Aula 1 - Pré-história e Antiguidade Oriental (4/4)

3. Egito

O clima quente e seco do Egito não era tão diferente do clima da Mesopotâmia. Todavia, as roupas egípcias, ao tempo dos faraós, eram mais sumárias do que as dos seus contemporâneos mesopotâmicos. Como roupas e complementos sempre foram, são e serão diferenciadores sociais, no Egito elas também cumpriam essa função e ganhavam a conotação de distinção de classes onde nobres e mais privilegiados se diferenciavam em opulência daqueles de classes sociais menos favorecidas materialmente e que, muitas vezes, andavam nus.

Pouca coisa mudou na indumentária egípcia no longo período de apogeu de sua cultura faraônica que durou aproximadamente 3000 anos. Essas mudanças só foram significativas quando ocorreram as invasões de outros povos em seu território, principalmente a dos romanos.

O típico traje da indumentária egípcia era o chanti, uma espécie de tanga masculina e, o kalasíris, a túnica longa que era tanto masculina quanto feminina.

A cor predominante era o branco e a base têxtil era sempre a fibra natural vegetal, especialmente o linho. Todavia, o algodão também se fazia presente. A fibra natural animal era considerada impura e com isso proibida pela religião local.

Essas roupas pareciam ser bem próximas ao corpo, porém, talvez seja o padrão estético da própria arte que dê essa característica à indumentária. Contudo, acredita-se também que essas roupas podiam ser costuradas nas laterais, dando à peça uma elasticidade e maior aproximação ao corpo.

Há também os cones de cera colocados sobre a peruca que com o calor derretiam e untavam o cabelo e a roupa, aderindo o tecido ao corpo.

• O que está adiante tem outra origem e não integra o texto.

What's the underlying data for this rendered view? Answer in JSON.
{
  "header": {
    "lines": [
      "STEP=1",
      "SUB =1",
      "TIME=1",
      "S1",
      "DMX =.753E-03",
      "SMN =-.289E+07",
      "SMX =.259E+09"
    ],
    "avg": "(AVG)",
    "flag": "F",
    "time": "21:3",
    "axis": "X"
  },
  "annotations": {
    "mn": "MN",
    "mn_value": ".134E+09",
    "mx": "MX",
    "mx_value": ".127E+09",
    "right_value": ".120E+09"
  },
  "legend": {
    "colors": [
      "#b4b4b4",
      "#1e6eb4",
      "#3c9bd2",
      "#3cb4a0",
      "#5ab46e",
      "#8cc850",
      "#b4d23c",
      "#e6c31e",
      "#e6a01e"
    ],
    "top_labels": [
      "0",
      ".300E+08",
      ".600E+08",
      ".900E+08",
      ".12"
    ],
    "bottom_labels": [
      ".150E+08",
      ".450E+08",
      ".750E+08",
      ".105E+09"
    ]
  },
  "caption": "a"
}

Um outro hábito comum entre os egípcios era o de raspar a cabeça, visto que o piolho era uma das pragas do Egito e, por questões higiênicas, fazia-se necessário ter os cabelos raspados. O que se vê de cabeleira na iconografia da arte egípcia são perucas, comuns a um primeiro momento como proteção devido ao sol causticante e que mais tarde ganhou a conotação cerimonial e de status social. Essas perucas podiam ser de cabelo natural ou de fibras vegetais, tais como o linho e a palmeira.

Para a dignidade faraônica e sua ostentação era comum o uso do claft, pedaço de tecido amarrado sobre a cabeça e suas laterais emoldurando-lhe a face e, a barba postiça de cerâmica, visto que o pêlo do corpo, juntamente com o cabelo, era raspado.

Como adornos os egípcios usavam brincos, braceletes, colares mais simples e para os nobres, o famoso e requintado peitoral, uma espécie de enorme colar cobrindo o peito e, às vezes, também a parte superior das costas, feito de pedras e metal preciosos além do uso de contas de vidro, visto que os nativos dominavam essa técnica.

Para os pés, eram comuns sandálias tipo de dedos feitas em palha trançada para protegê-los da areia escaldante. Todavia, também era hábito andar descalço.


Procure assistir ao filme A Guerra do Fogo, produção canadense/francesa de 1981, com direção de Jean-Jacques Annaud, retrato interessante da vida nas tribos primitivas. Ganhou o Oscar de melhor figurino.